Grief on pause: Family has waited more than a year to hold funeral amid COVID-19 restrictions
Following a death in the family, 'the loneliness now is so much greater,' says Manitoba therapist
When Olga Lapuk passed away in March 2020, her family decided they would wait to hold a funeral.
The first case of COVID-19 in Manitoba had appeared less than two weeks earlier. In the days before Lapuk's death on March 24, public health officials issued self-isolatation requirements for travellers and limits on gathering sizes.
What her family thought would be a matter of weeks has now stretched into more than a year of delayed grief.
"It's been really hard. We feel like we haven't been able to honour her properly," said Lapuk's daughter, Karen Mondor. When her mother died, Mondor had just returned to Regina after moving Lapuk from her apartment into a temporary nursing home.
It was just days after she got home that the nursing home called Mondor to tell her that her mother had been taken to hospital.
"While I was in the process of packing and getting ready to return to Manitoba, the doctor called and said that wouldn't be enough time, that she was not going to last six hours or whatever it was going to be to drive there. And so she passed away," Mondor said.
"The thought that I couldn't be there with her at the end was very hard for me to come to terms with."
Lapuk didn't die of COVID-19, but the pandemic has affected how the family has been able to grieve.
They began making arrangements for a funeral, and Mondor was preparing to go to Winnipeg to clear out her mother's apartment and nursing home room. She planned on staying in her mother's apartment while in the city.
As she was driving to Winnipeg, the nursing home called and told her she wouldn't be able to come in unless she isolated for two weeks. Her mother's apartment building said the same thing, so she had to turn around and drive back to Regina.
"I understand the reasons, I understand the bigger picture, but it's just made it very difficult," Mondor said.
The current COVID-19 restrictions limit funerals to a maximum of 10 guests (not including an officiant). Mondor says her mom had a large family and many friends, and expects 75 to 100 people would like to attend the funeral.
When her mother died, "COVID was very new, and we thought, 'Well, we'll wait a few weeks before we have more of a memorial service,'" said Mondor.
"And then summer came and went, and we thought, 'Well, maybe in the fall, in October, around my mom's birthday.' And of course, that didn't happen. And it just got later and later."
'Unresolved grief issues'
Kevin Sweryd, president of the Manitoba Funeral Service Association and owner of Bardal Funeral Home, says he has a long list of families waiting for a call once public health orders allow for funeral gatherings of 50 to 100 people.
Funeral service providers have made adaptations during the pandemic — like upgrading streaming technology to enable virtual services and staggering visitations to avoid large indoor gatherings. But many families have done a simple cremation, with plans to eventually hold a memorial service.
"But whether or not they will, once the restrictions ease, becomes a bit of a question," said Sweryd.
Funerals bring support networks together, often including friends and family who may not have seen each other in years, and Sweryd worries some families may be left with grief that is "unobserved, unrecognized [and] unsupported."

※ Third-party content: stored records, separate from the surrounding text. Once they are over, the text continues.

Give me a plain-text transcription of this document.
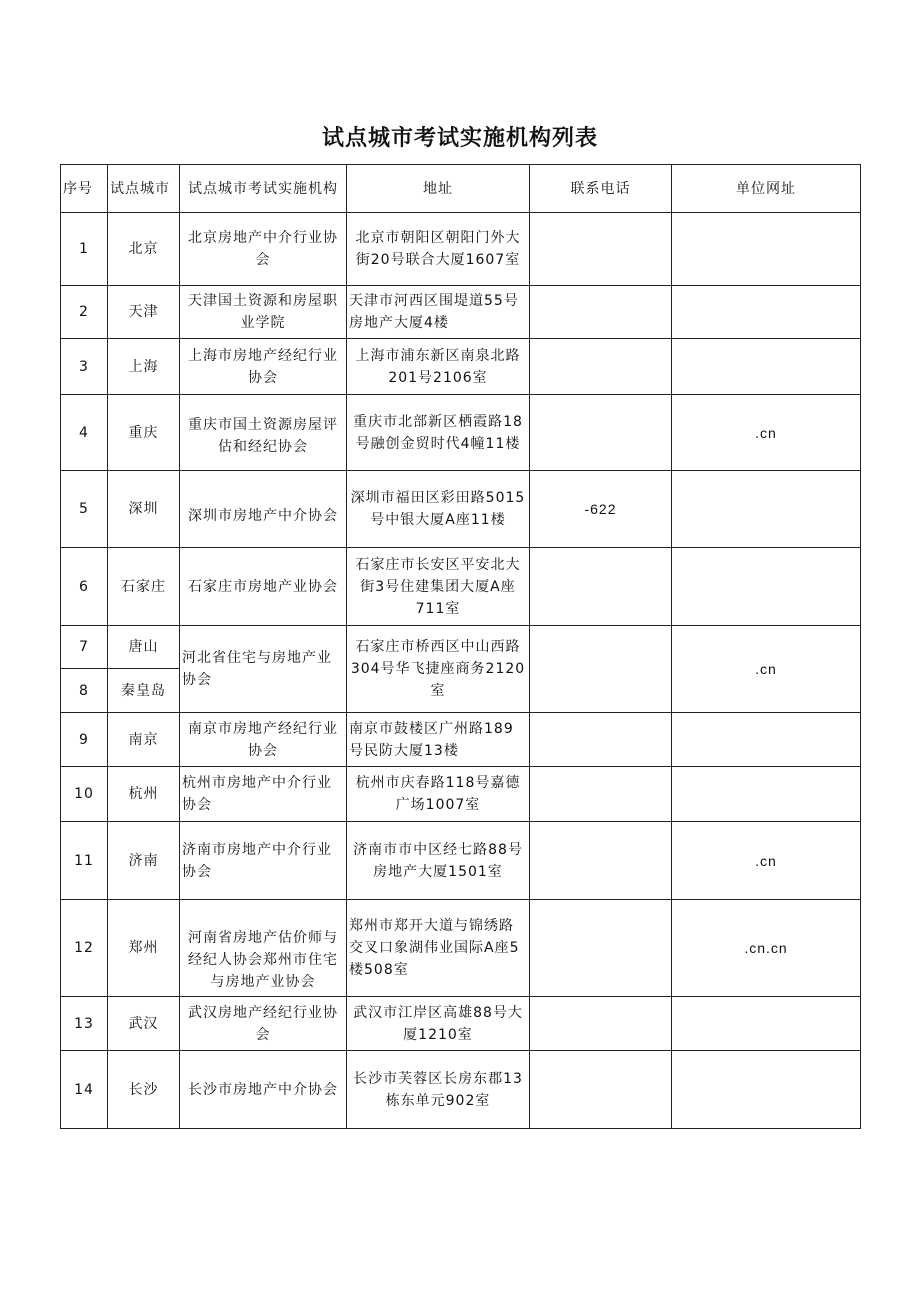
试点城市考试实施机构列表
序号	试点城市	试点城市考试实施机构	地址	联系电话	单位网址
1	北京	北京房地产中介行业协会	北京市朝阳区朝阳门外大街20号联合大厦1607室		
2	天津	天津国土资源和房屋职业学院	天津市河西区围堤道55号房地产大厦4楼		
3	上海	上海市房地产经纪行业协会	上海市浦东新区南泉北路201号2106室		
4	重庆	重庆市国土资源房屋评估和经纪协会	重庆市北部新区栖霞路18号融创金贸时代4幢11楼		.cn
5	深圳	深圳市房地产中介协会	深圳市福田区彩田路5015号中银大厦A座11楼	-622	
6	石家庄	石家庄市房地产业协会	石家庄市长安区平安北大街3号住建集团大厦A座711室		
7	唐山	河北省住宅与房地产业协会	石家庄市桥西区中山西路304号华飞捷座商务2120室		.cn
8	秦皇岛				
9	南京	南京市房地产经纪行业协会	南京市鼓楼区广州路189号民防大厦13楼		
10	杭州	杭州市房地产中介行业协会	杭州市庆春路118号嘉德广场1007室		
11	济南	济南市房地产中介行业协会	济南市市中区经七路88号房地产大厦1501室		.cn
12	郑州	河南省房地产估价师与经纪人协会郑州市住宅与房地产业协会	郑州市郑开大道与锦绣路交叉口象湖伟业国际A座5楼508室		.cn.cn
13	武汉	武汉房地产经纪行业协会	武汉市江岸区高雄88号大厦1210室		
14	长沙	长沙市房地产中介协会	长沙市芙蓉区长房东郡13栋东单元902室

"I think you have a lot of unresolved grief issues," he said. "I think it can easily lead to more severe mental health issues if they don't get the support they need."
Rituals perform an important role for people during milestones in their lives, helping them move on to the next stage, said Stephanie Reimer, a therapist and director of Winnipeg's Conexus Counselling.

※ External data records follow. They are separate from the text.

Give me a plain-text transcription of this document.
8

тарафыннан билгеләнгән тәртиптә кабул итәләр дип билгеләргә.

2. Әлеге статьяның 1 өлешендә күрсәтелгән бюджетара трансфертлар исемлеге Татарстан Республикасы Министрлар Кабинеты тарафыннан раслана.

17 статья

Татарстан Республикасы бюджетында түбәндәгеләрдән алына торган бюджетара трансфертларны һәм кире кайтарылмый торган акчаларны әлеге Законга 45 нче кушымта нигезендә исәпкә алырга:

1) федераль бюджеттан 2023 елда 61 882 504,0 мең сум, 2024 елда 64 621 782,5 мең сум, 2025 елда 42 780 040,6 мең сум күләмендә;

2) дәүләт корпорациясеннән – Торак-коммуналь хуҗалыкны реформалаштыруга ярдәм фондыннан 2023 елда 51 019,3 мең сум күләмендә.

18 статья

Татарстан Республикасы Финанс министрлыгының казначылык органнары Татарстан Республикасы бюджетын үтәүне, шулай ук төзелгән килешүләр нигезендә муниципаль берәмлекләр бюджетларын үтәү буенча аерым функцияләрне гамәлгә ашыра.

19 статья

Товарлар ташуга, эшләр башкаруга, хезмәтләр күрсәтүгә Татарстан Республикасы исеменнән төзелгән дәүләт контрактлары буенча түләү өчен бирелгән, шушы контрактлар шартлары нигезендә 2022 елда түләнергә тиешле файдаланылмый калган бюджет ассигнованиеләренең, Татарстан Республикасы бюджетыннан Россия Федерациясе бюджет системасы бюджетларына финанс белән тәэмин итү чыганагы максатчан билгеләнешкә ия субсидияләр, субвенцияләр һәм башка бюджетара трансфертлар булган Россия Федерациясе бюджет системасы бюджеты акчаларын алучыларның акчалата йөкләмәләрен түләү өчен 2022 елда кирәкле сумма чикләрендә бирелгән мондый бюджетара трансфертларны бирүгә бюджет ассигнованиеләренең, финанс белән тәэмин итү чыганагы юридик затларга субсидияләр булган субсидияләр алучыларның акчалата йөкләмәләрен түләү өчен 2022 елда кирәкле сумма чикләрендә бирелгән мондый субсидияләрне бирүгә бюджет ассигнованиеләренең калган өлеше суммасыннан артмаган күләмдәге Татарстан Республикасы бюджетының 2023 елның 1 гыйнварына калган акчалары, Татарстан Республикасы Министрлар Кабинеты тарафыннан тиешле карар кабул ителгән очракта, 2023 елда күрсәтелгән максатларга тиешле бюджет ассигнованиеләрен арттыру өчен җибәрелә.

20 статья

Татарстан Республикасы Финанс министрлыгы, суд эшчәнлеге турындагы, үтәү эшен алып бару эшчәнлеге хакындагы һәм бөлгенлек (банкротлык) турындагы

"The reality is when we experience a tremendous loss, someone really close to us, there is often a feeling of being alone, even at the best of times. But the loneliness now is so much greater."
In lieu of holding a funeral, Reimer recommends doing things to remember a late loved one, such as using photos, or doing something to honour the memory of the person, like planting a tree.

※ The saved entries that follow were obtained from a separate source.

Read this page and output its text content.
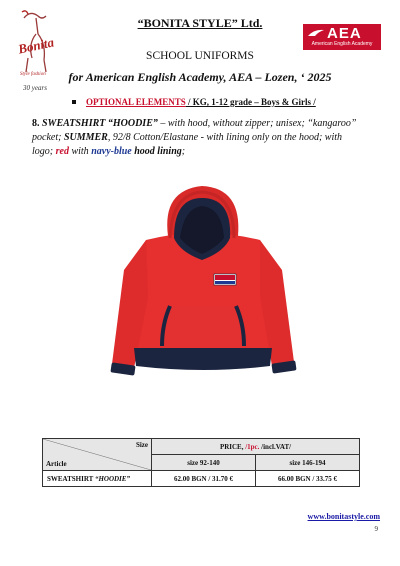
Bonita
Style fashion
30 years
“BONITA STYLE” Ltd.
SCHOOL UNIFORMS
for American English Academy, AEA – Lozen, ‘ 2025
AEA
American English Academy
OPTIONAL ELEMENTS / KG, 1-12 grade – Boys & Girls /
8. SWEATSHIRT “HOODIE” – with hood, without zipper; unisex; “kangaroo” pocket; SUMMER, 92/8 Cotton/Elastane - with lining only on the hood; with logo; red with navy-blue hood lining;
Size
Article	PRICE, /1pc. /incl.VAT/	
	size 92-140	size 146-194
SWEATSHIRT “HOODIE”	62.00 BGN / 31.70 €	66.00 BGN / 33.75 €
www.bonitastyle.com
9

And at all times, people should give themselves permission to take time with grief and to recognize that the process is complicated and non-linear, Reimer said.
Athletic, technologically savvy
Mondor remembers her mother as an independent, kind, generous and supportive person.
An athlete, Olga Lapuk played semi-professional softball. Technologically savvy, she worked for a company making circuit boards for gas pumps.
Mondor tells a story of a time her family's television broke. Her father wanted to call a repair person.
"My mom sat down, took the back off and looked at things, and took things apart and put it back together. And it worked," Mondor said.
At the time of her death, the family didn't write a full obituary, thinking they would soon have a full memorial service.
They wrote an in memoriam notice, published in the Winnipeg Free Press, to mark the anniversary of her death.
"If we'd known at the outset how long it was going to take, maybe we would have done it differently," Mondor said, adding that she would have considered holding a virtual service.
For the past year, she's been cut off from family. She wants to be able to see them and hug people, and share stories about her mom.
"Now that we've waited this long, we'll wait a while longer."